Life on the Rock

A well-known British photographer, and several large cats, visited our kopje this past week, to somewhat differing degrees of welcome. Our Lamai Serengeti building crew are town boys mostly, straight out of the bright lights and dala-dala-traffic-chaos of Arusha town. Lions wandering through camp on nocturnal sojourns are not really their idea of a good time, or something that helps them with a restful night.
















On our arrival they were exceedingly quick to point out the very large paw prints etched in the mud in the midst of the current site; looks like these lion were very keenly checking out the back-of-house building progress as well they might, the Kogatende kopje has been prime lion territory for many years.

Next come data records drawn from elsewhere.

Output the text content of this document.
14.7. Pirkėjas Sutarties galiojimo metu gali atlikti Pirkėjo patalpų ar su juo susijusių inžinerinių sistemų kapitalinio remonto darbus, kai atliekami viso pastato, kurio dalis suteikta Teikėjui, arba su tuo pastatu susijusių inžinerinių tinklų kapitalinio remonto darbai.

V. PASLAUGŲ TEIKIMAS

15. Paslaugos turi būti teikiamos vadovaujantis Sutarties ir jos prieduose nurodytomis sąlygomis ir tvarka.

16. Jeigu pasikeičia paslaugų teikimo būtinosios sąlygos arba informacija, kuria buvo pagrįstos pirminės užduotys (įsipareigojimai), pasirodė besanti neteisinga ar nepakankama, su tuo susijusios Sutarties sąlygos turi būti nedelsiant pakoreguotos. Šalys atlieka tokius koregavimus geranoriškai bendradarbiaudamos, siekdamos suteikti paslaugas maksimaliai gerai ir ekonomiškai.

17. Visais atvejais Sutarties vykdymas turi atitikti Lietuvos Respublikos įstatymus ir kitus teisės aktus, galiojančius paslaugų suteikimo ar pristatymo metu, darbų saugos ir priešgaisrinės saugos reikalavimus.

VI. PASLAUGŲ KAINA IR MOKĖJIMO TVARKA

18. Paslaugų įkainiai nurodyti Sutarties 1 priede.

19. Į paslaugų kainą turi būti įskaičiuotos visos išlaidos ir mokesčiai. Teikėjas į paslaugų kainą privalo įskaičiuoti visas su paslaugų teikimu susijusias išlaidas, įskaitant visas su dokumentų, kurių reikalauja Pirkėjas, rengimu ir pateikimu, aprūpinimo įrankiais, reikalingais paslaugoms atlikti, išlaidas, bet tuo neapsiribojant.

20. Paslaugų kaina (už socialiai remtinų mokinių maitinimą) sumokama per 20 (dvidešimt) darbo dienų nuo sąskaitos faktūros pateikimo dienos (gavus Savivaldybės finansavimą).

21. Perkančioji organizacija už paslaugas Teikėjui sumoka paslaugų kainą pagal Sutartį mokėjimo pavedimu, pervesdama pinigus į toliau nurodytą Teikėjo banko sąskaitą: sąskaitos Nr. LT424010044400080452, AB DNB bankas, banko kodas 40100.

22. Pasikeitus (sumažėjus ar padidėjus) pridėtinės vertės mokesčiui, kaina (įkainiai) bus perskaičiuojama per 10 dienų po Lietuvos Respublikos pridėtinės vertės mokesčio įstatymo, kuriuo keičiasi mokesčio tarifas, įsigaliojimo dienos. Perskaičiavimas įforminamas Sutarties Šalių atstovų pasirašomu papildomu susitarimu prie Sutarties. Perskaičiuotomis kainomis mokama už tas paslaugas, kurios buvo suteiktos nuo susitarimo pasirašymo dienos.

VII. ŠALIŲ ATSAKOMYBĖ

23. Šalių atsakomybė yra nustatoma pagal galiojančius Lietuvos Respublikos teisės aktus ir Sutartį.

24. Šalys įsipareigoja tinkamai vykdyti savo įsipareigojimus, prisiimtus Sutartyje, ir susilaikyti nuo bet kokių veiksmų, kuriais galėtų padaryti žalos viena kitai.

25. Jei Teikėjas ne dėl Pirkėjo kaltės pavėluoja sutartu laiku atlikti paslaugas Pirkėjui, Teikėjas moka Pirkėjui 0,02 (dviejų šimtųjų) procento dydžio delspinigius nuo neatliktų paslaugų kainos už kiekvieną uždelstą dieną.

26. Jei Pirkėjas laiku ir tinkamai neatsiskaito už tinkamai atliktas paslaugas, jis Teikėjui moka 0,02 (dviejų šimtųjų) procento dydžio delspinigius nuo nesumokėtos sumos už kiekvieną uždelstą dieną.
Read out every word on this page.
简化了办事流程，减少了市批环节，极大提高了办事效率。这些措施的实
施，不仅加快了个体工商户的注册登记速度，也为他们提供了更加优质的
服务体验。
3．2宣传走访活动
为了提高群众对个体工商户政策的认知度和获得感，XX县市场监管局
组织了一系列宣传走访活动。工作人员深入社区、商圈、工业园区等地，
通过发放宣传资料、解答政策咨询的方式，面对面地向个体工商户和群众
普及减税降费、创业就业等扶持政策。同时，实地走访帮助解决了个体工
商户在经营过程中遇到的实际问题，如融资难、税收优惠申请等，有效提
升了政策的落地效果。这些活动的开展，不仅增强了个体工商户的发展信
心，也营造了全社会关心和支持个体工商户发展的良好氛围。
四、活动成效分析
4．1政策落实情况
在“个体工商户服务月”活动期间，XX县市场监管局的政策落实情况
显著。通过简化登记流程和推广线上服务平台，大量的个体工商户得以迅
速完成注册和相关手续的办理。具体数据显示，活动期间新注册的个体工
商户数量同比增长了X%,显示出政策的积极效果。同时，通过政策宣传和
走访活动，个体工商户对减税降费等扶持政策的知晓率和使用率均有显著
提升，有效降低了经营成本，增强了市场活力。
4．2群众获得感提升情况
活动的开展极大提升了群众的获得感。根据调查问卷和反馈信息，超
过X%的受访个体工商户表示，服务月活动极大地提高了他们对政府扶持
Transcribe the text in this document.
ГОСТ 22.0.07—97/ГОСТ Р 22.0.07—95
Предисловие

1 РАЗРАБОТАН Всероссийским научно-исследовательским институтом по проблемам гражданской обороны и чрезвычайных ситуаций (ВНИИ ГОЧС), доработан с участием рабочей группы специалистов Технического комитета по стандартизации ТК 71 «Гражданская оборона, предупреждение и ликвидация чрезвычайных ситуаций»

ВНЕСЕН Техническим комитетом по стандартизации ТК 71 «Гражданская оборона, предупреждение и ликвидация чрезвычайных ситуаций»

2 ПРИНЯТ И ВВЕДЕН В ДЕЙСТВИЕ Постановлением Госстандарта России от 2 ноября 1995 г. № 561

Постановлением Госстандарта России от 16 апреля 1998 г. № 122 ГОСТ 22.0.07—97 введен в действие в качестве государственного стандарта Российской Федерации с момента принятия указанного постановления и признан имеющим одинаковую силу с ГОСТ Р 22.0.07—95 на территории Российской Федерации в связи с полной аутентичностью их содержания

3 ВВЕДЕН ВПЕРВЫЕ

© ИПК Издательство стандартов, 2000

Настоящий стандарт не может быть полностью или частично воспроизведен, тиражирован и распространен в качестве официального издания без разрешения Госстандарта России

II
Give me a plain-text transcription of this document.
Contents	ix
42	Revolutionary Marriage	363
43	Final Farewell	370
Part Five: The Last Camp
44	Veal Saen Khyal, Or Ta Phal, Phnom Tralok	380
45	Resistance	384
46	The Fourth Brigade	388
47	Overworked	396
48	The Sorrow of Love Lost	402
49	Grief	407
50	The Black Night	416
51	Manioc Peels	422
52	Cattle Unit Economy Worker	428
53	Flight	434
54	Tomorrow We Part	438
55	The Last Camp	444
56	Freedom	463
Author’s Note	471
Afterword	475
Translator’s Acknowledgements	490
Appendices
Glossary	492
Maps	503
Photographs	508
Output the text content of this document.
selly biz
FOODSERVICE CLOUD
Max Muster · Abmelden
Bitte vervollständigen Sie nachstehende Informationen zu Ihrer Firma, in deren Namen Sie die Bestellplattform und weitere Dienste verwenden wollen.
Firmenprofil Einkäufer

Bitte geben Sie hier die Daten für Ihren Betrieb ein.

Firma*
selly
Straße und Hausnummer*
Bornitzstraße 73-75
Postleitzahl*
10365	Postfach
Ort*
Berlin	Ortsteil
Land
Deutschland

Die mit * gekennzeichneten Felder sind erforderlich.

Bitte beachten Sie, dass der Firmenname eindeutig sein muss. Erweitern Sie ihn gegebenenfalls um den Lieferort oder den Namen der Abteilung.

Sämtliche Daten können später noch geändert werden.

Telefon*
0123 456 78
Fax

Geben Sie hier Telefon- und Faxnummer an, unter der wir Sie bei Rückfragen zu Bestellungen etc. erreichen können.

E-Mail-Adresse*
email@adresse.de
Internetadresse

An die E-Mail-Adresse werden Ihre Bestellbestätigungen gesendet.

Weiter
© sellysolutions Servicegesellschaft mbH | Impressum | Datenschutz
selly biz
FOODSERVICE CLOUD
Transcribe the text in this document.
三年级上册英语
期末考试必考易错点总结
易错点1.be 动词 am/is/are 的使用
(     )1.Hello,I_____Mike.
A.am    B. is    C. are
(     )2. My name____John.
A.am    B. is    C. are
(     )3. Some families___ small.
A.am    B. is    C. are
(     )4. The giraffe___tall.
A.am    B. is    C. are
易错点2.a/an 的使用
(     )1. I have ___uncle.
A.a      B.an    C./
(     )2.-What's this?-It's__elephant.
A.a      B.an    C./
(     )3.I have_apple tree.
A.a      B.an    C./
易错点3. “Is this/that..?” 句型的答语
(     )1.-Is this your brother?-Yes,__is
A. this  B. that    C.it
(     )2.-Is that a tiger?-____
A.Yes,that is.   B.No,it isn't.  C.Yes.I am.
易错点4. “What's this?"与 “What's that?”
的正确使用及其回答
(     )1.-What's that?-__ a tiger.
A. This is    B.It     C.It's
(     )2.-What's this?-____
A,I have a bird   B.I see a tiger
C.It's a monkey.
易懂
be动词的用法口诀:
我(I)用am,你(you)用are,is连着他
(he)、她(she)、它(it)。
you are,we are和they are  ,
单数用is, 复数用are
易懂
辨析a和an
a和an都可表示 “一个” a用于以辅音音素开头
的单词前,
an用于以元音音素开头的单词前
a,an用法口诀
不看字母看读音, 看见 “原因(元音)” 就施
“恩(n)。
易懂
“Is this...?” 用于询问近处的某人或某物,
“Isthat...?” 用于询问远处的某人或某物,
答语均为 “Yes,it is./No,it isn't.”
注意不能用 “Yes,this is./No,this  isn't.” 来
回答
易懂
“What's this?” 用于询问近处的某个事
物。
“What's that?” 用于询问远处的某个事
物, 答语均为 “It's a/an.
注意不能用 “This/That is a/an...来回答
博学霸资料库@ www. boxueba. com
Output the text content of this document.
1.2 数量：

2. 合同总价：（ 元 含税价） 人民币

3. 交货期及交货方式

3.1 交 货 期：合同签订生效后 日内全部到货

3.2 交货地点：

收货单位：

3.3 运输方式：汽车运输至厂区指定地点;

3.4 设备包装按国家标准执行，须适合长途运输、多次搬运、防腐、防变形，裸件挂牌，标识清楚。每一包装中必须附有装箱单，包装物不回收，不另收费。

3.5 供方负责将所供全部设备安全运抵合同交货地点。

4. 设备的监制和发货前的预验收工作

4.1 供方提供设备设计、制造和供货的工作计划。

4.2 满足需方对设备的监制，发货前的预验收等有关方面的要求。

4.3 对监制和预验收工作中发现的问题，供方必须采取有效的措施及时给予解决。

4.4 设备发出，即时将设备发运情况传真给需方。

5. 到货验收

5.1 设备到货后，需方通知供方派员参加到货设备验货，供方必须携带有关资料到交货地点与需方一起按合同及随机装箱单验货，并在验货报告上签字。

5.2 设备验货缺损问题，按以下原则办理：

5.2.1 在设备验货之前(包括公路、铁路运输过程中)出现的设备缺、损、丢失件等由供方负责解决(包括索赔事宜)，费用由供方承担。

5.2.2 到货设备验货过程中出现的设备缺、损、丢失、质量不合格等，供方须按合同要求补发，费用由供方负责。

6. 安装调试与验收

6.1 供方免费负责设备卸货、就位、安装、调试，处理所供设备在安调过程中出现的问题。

Sadly, game viewing is not something at the forefront of the boys daily activities, but if they did have time to look up and out over the rocks, they'd see an astonishing amount of wildebeest, zebra, buffalo and elephant literally everywhere.















The Kogakuria Kopje has always served as something of a magnet for game in the area, not just during the months when the migration is in residence (August to mid-December). Everywhere you go the kopje navigates you; it's at your back as you head towards the Mara River and a day spent in hesitant excitement watching the often gruesome spectacle of a river crossing. Heading home at sunset it dominates the horizon, hard not to ... it's the highest point for miles.















Photographer Jo caught up with building contractor Charlie Mason who explained the finer points of a load of rocks and rubble, some long pieces of rope and a very ingenious 'spirit level' made from a length of hosepipe.